Self-management interventions require the availability of research resources and care tools specifically assigned to the COPD population. Given the magnitude of the global burden of the disease, it seems particularly important to identify which self-management components have more relative effectiveness in terms of health outcomes, since this aspect is considered important forboth patients and health care professionals.
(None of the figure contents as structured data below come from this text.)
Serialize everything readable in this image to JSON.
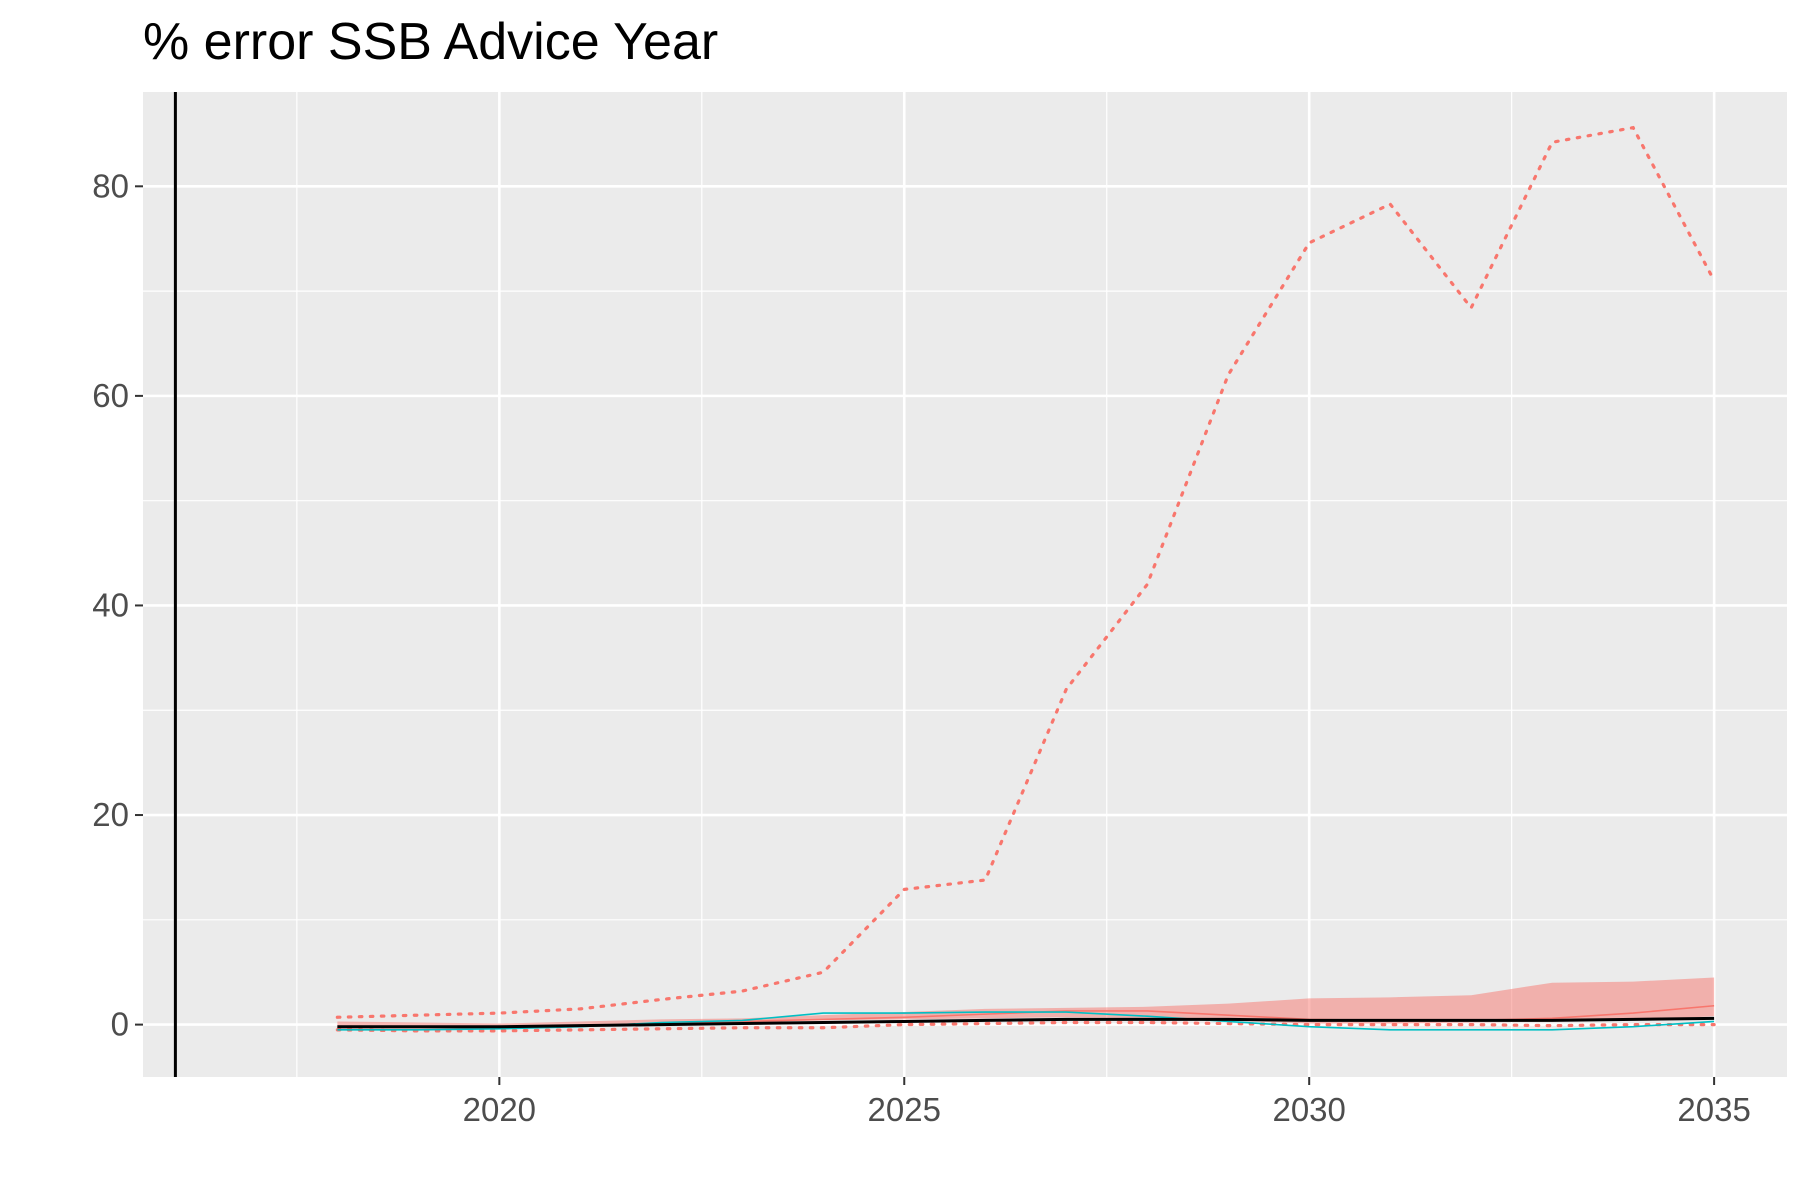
{
  "chart_data": {
    "type": "line",
    "title": "% error SSB Advice Year",
    "xlabel": "",
    "ylabel": "",
    "xlim": [
      2015.6,
      2035.9
    ],
    "ylim": [
      -5,
      89
    ],
    "x_ticks": [
      2020,
      2025,
      2030,
      2035
    ],
    "y_ticks": [
      0,
      20,
      40,
      60,
      80
    ],
    "grid": true,
    "legend": "none",
    "vline_x": 2016,
    "colors": {
      "red": "#F8766D",
      "teal": "#00BFC4",
      "black": "#000000",
      "ribbon": "#F8766D"
    },
    "ribbon": {
      "x": [
        2018,
        2019,
        2020,
        2021,
        2022,
        2023,
        2024,
        2025,
        2026,
        2027,
        2028,
        2029,
        2030,
        2031,
        2032,
        2033,
        2034,
        2035
      ],
      "lower": [
        -0.4,
        -0.3,
        -0.2,
        0.0,
        0.1,
        0.2,
        0.4,
        0.5,
        0.6,
        0.7,
        0.6,
        0.4,
        0.1,
        0.1,
        0.2,
        0.3,
        0.4,
        0.8
      ],
      "upper": [
        0.3,
        0.2,
        0.1,
        0.3,
        0.5,
        0.6,
        0.9,
        1.2,
        1.5,
        1.6,
        1.7,
        2.0,
        2.5,
        2.6,
        2.8,
        4.0,
        4.1,
        4.5
      ]
    },
    "series": [
      {
        "style": "dotted",
        "color": "#F8766D",
        "x": [
          2018,
          2019,
          2020,
          2021,
          2022,
          2023,
          2024,
          2025,
          2026,
          2027,
          2028,
          2029,
          2030,
          2031,
          2032,
          2033,
          2034,
          2035
        ],
        "values": [
          0.7,
          0.9,
          1.1,
          1.5,
          2.4,
          3.2,
          5.0,
          12.9,
          13.8,
          32.0,
          42.0,
          62.0,
          74.6,
          78.3,
          68.4,
          84.2,
          85.6,
          71.0
        ]
      },
      {
        "style": "dotted",
        "color": "#F8766D",
        "x": [
          2018,
          2019,
          2020,
          2021,
          2022,
          2023,
          2024,
          2025,
          2026,
          2027,
          2028,
          2029,
          2030,
          2031,
          2032,
          2033,
          2034,
          2035
        ],
        "values": [
          -0.5,
          -0.6,
          -0.6,
          -0.5,
          -0.4,
          -0.3,
          -0.3,
          0.0,
          0.1,
          0.2,
          0.2,
          0.1,
          0.0,
          0.0,
          0.0,
          -0.1,
          0.0,
          0.0
        ]
      },
      {
        "style": "solid",
        "color": "#F8766D",
        "x": [
          2018,
          2019,
          2020,
          2021,
          2022,
          2023,
          2024,
          2025,
          2026,
          2027,
          2028,
          2029,
          2030,
          2031,
          2032,
          2033,
          2034,
          2035
        ],
        "values": [
          -0.3,
          -0.3,
          -0.3,
          -0.1,
          0.1,
          0.3,
          0.5,
          0.7,
          1.0,
          1.3,
          1.3,
          0.9,
          0.5,
          0.4,
          0.4,
          0.6,
          1.1,
          1.8
        ]
      },
      {
        "style": "solid",
        "color": "#00BFC4",
        "x": [
          2018,
          2019,
          2020,
          2021,
          2022,
          2023,
          2024,
          2025,
          2026,
          2027,
          2028,
          2029,
          2030,
          2031,
          2032,
          2033,
          2034,
          2035
        ],
        "values": [
          -0.5,
          -0.5,
          -0.4,
          -0.2,
          0.2,
          0.4,
          1.1,
          1.1,
          1.2,
          1.2,
          0.8,
          0.3,
          -0.2,
          -0.5,
          -0.5,
          -0.5,
          -0.2,
          0.3
        ]
      },
      {
        "style": "solid",
        "color": "#000000",
        "width": 3,
        "x": [
          2018,
          2019,
          2020,
          2021,
          2022,
          2023,
          2024,
          2025,
          2026,
          2027,
          2028,
          2029,
          2030,
          2031,
          2032,
          2033,
          2034,
          2035
        ],
        "values": [
          -0.2,
          -0.2,
          -0.2,
          -0.1,
          0.0,
          0.1,
          0.2,
          0.3,
          0.4,
          0.5,
          0.5,
          0.5,
          0.4,
          0.4,
          0.4,
          0.4,
          0.5,
          0.6
        ]
      }
    ]
  }
}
Studies evaluating the use of health care resources require longer follow-up and need to be adequately powered to detect safety outcomes and improvements in mortality rates.30 Because of the complexity of self-management interventions and the general challenges of research in this field, some authors point to the necessity of organizing an international consensus to identify the key components of interventions and establish the end points that should help focus future research.38

Conclusion

To sum up, after applying a self-management program in patients with advanced COPD, there were fewer hospitalizations and A&E visits for exacerbation of the disease in the group that received the intervention. This type of program can be an effective care tool adapted to the needs of chronic patients. However, further research is required to identify which patients benefit most and which components have the best cost/benefit ratios, and to conduct prospective validations in realistic scenarios.